In an article published online last week in Journal of Alzheimer’s Disease, Mason said that cognitively normal people who have a genetic predisposition for Alzheimer’s disease (AD) have more difficulty distinguishing among novel figures called Greebles than individuals without genetic predisposition.
“Right now, by the time we can detect the disease, it would be very difficult to restore function because so much damage has been done to the brain,” Mason said. “We want to be able to look at really early, really subtle changes that are going on in the brain. One way we can do that is with cognitive testing that is directed at a very specific area of the brain.”
AD is characterized by the presence of beta amyloid plaques and tau neurofibrillary tangles in the brain. Tau tangles predictably develop first in the perirhinal and entorhinal cortices of the brain, areas that play a role in visual recognition and memory. Mason and her colleagues developed cognitive tests designed to detect subtle deficiencies in these cognitive functions. They hoped to determine whether changes in these functions would indicate the presence of tau tangles before they could be detected through imaging or general cognitive testing.

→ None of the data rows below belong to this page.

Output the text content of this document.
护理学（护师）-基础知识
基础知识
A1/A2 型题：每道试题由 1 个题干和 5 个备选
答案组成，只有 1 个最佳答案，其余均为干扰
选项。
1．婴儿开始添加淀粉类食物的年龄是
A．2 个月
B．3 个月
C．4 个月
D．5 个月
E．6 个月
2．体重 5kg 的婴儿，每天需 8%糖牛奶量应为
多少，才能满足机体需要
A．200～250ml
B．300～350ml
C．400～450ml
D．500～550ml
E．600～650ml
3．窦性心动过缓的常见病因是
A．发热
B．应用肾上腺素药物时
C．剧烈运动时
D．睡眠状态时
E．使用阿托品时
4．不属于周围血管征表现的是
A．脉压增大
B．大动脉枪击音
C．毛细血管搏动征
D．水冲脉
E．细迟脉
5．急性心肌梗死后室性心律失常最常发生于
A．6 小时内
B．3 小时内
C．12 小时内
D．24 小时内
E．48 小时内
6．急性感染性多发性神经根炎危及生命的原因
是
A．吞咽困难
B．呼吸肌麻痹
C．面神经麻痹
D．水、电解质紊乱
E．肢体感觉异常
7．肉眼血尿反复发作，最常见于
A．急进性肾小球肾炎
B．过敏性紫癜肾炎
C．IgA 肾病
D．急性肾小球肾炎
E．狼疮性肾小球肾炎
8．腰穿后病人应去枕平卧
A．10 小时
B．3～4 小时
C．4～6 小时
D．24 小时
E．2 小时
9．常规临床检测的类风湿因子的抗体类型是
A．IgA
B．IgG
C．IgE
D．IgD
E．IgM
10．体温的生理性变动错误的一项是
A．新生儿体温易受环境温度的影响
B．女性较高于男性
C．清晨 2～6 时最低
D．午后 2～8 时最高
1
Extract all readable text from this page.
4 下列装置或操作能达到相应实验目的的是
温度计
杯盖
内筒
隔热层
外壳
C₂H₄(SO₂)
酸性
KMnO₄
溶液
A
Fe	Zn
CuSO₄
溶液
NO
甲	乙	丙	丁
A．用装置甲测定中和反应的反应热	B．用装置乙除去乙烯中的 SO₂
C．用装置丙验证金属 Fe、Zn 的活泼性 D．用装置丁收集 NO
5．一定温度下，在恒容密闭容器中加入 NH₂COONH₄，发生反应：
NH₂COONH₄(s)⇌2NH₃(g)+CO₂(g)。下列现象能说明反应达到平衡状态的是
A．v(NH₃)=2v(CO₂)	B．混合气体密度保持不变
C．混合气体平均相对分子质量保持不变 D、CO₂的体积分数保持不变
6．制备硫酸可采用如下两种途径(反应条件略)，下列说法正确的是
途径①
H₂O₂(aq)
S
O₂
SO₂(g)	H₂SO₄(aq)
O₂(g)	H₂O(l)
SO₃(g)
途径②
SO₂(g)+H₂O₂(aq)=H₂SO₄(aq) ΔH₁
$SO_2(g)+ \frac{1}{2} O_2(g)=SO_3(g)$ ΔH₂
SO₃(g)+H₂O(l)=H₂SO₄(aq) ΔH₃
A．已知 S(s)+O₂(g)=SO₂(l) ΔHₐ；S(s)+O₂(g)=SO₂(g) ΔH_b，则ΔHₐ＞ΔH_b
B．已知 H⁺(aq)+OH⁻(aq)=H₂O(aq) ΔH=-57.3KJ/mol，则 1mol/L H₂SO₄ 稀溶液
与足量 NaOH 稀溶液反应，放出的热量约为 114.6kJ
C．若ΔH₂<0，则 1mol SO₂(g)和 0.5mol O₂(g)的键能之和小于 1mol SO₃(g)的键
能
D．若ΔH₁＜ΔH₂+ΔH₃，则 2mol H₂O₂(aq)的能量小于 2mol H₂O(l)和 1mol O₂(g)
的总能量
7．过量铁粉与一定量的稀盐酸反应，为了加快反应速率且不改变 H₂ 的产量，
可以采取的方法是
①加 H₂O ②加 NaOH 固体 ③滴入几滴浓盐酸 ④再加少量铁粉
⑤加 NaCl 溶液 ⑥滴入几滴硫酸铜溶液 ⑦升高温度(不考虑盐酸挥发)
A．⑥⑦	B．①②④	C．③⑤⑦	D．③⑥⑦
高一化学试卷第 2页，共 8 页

Working in her previous position at Vanderbilt University, Mason identified test subjects age 40-60 who were considered at-risk for AD due to having at least one biological parent diagnosed with the disease. She also tested a control group of individuals in the same age range whose immediate family history did not include AD.
The subjects completed a series of “odd-man-out” tasks in which they were shown sets of four images depicting real-world objects, human faces, scenes and Greebles in which one image was slightly different than the other three. The subjects were asked to identify the image that was different.
The at-risk and control groups performed at similar levels for the objects, faces and scenes. For the Greebles, however, the at-risk group scored lower in their ability to identify differences in the images. Individuals in the at-risk group correctly identified the distinct Greeble 78 percent of the time, whereas the control group correctly identified the odd Greeble 87 percent of the time.
Alzheimer’s disease (AD) is a progressive, irreversible neurodegenerative disease characterized by declining memory, cognition and behavior. AD is the most prevalent form of dementia, affecting an estimated 5.5 million individuals in the United States and accounting for 60 to 80 percent of dementia cases. The ability to detect the disease earlier may allow researchers to develop treatments to combat the disease.